Chest X-Rays invariably show up in the exam, either in the VAQ or SCE sections.  At work in the ED, and in exams, I frequently hear descriptions of lung opacities on chest X-rays that invariably include the words “fluffy”, “hazy”, “patchy” and other hopelessly non-radiological, non-medical words.  Have you ever read a radiology report that says “the lungs are a bit fluffy at the bases”? I haven’t. So why do we use these words? The main reason is that we’re lazy and haven’t bothered to learn my simple technique for describing lung opacities.

As with any X-Ray description in an exam, using the correct terminology will not only make you sound more professional, but it will give you a more succinct differential diagnosis.  This article will also help you in your day-to-day work, not only by helping you make more accurate chest X-Ray diagnoses, but also by improving the standard of your documentation and referrals. (Click on the images to enlarge them).
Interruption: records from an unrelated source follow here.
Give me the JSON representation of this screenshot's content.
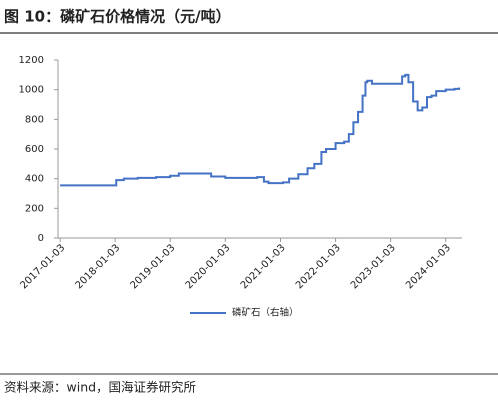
{
  "chart_data": {
    "type": "line",
    "title": "图 10：磷矿石价格情况（元/吨）",
    "source": "资料来源：wind，国海证券研究所",
    "step": true,
    "x": [
      "2017-01-03",
      "2017-12-20",
      "2018-01-10",
      "2018-03-01",
      "2018-06-01",
      "2018-10-01",
      "2019-01-03",
      "2019-03-01",
      "2019-10-01",
      "2020-01-03",
      "2020-08-01",
      "2020-09-15",
      "2020-10-15",
      "2021-01-20",
      "2021-03-01",
      "2021-05-01",
      "2021-07-01",
      "2021-08-15",
      "2021-10-01",
      "2021-11-01",
      "2022-01-03",
      "2022-03-01",
      "2022-04-01",
      "2022-05-01",
      "2022-06-01",
      "2022-07-01",
      "2022-07-20",
      "2022-08-01",
      "2022-09-01",
      "2023-03-01",
      "2023-03-20",
      "2023-04-10",
      "2023-05-01",
      "2023-06-01",
      "2023-07-01",
      "2023-08-01",
      "2023-09-01",
      "2023-10-01",
      "2023-11-01",
      "2024-01-03",
      "2024-03-01",
      "2024-04-01"
    ],
    "series": [
      {
        "name": "磷矿石（右轴）",
        "color": "#4472c4",
        "values": [
          355,
          355,
          390,
          400,
          405,
          410,
          420,
          435,
          415,
          405,
          410,
          380,
          370,
          375,
          400,
          430,
          470,
          500,
          580,
          600,
          640,
          650,
          700,
          780,
          850,
          960,
          1050,
          1060,
          1040,
          1040,
          1090,
          1100,
          1050,
          920,
          860,
          880,
          950,
          960,
          990,
          1000,
          1005,
          1015
        ]
      }
    ],
    "xlim": [
      "2016-12-20",
      "2024-04-20"
    ],
    "xticks": [
      "2017-01-03",
      "2018-01-03",
      "2019-01-03",
      "2020-01-03",
      "2021-01-03",
      "2022-01-03",
      "2023-01-03",
      "2024-01-03"
    ],
    "ylim": [
      0,
      1200
    ],
    "yticks": [
      0,
      200,
      400,
      600,
      800,
      1000,
      1200
    ],
    "grid": false,
    "legend": "bottom"
  }
}
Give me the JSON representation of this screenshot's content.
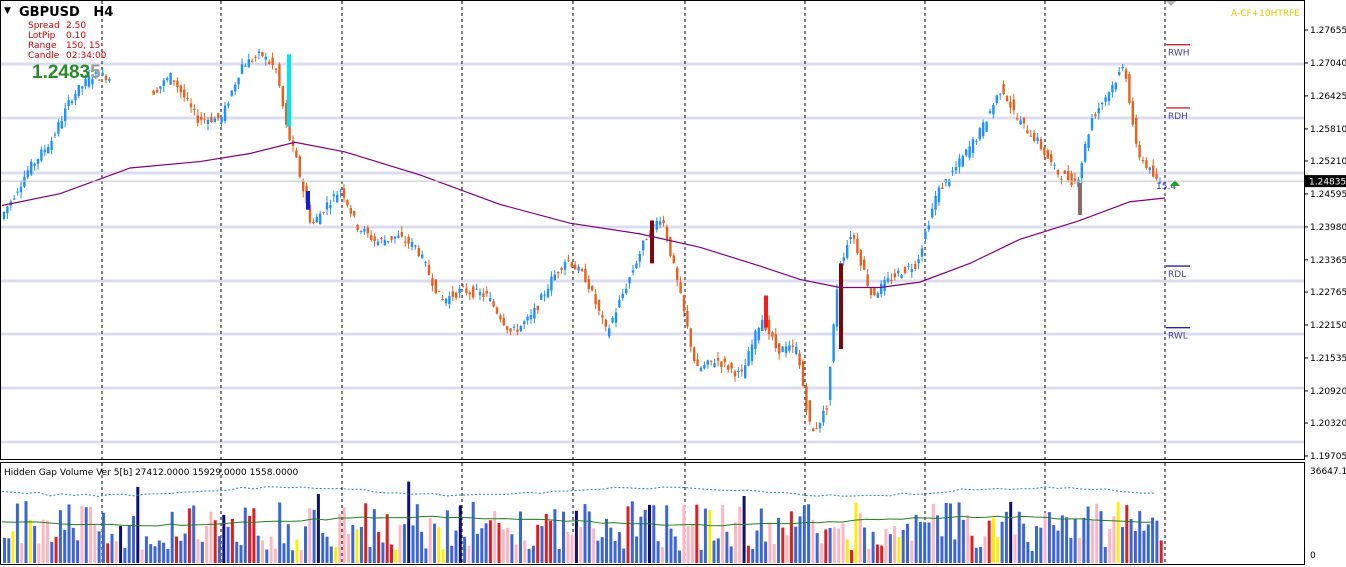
{
  "chart_header": {
    "symbol": "GBPUSD",
    "timeframe": "H4",
    "menu_icon": "triangle-down-icon"
  },
  "info_panel": {
    "spread_label": "Spread",
    "spread_value": "2.50",
    "lotpip_label": "LotPip",
    "lotpip_value": "0.10",
    "range_label": "Range",
    "range_value": "150, 15",
    "candle_label": "Candle",
    "candle_value": "02:34:00"
  },
  "big_price": {
    "main": "1.2483",
    "last_digit": "5"
  },
  "watermark": "A-CF+10HTRFE",
  "price_axis": {
    "ticks": [
      "1.27655",
      "1.27040",
      "1.26425",
      "1.25810",
      "1.25210",
      "1.24595",
      "1.23980",
      "1.23365",
      "1.22765",
      "1.22150",
      "1.21535",
      "1.20920",
      "1.20320",
      "1.19705"
    ],
    "current_price": "1.24835"
  },
  "levels": [
    {
      "label": "RWH",
      "price": 1.2738,
      "color": "#e02020"
    },
    {
      "label": "RDH",
      "price": 1.262,
      "color": "#e02020"
    },
    {
      "label": "RDL",
      "price": 1.2325,
      "color": "#2020c0"
    },
    {
      "label": "RWL",
      "price": 1.221,
      "color": "#2020c0"
    }
  ],
  "countdown_label": "15.4",
  "subwindow": {
    "title": "Hidden Gap Volume Ver 5[b] 27412.0000 15929.0000 1558.0000",
    "scale_max": "36647.1",
    "scale_min": "0"
  },
  "colors": {
    "bull_candle": "#1e90ff",
    "bear_candle": "#e8601c",
    "ma_line": "#800080",
    "grid_band": "#dcdcf0",
    "vol_blue": "#3a66d8",
    "vol_red": "#dd1f1f",
    "vol_pink": "#ffb6c1",
    "vol_yellow": "#ffee00",
    "vol_navy": "#101070"
  }
}
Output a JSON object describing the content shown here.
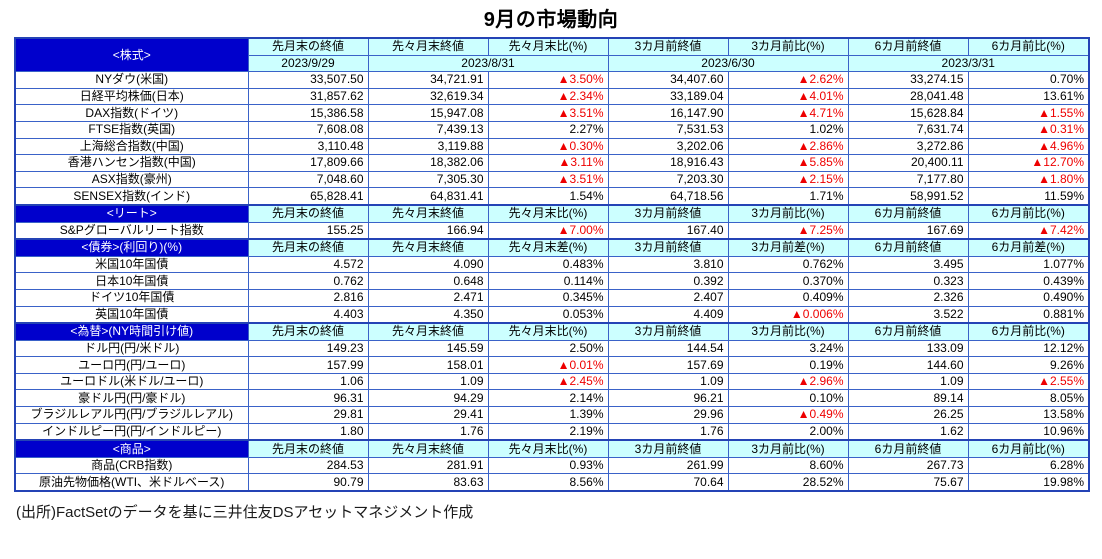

There are only 3 things in your lungs, so opacities in the lung fields on Chest X-Rays can only be one of these 3 things

1) Blood Vessels (which run through the intersitium)
2) Interstitium (the actual solid lung tissue)
3) Airspaces (the majority of which are alveoli)

Blood Vessel Opacity:
Not much can happen to these, they can either:
1) Distend: which shows as pulmonary venous congestion

congestion1 congestion2
2) Get blocked: which shows up as pulmonary infarcts



2) Alveolar (airspace) Opacity:
Xray Appearance: diffuse opacity with  ill-defined edges, (like cotton wool)
Causes: There’s only a few things that can fill your alveoli up and make them radio-opaque:
1) Inflammatory Exudate (pus)
Eg Pneumonia
2) Pulmonary Oedema – as the fluid leaks out the vessels into the surrounding tissue
Can be:
3) Blood:
Eg Goodpastures, CF
Neoplastic Cells
Ca lung (usually interstitial, but can fill airspaces)

alveolar1 alveolar2

3) Interstitial Opacity
Xray Appearance: Linear, streaky, Kerly A/B
Causes: There’s even fewer things that can infiltrate your interstitium!
1) Acute
Eg: Pulmonary oedema
2) Chronic
a. Fibrosis (hence the term “interstitial lung disease”)
b. Sarcoid
c. Lymphangitis
d. Pneumonocoiosis

intersitial1 intersitial2

So there you have it, the simple, easy to remember way to describe chest X-rays that will not only make your diagnoses more accurate, but make you sound like you know what you’re talking about, at work and in the exam.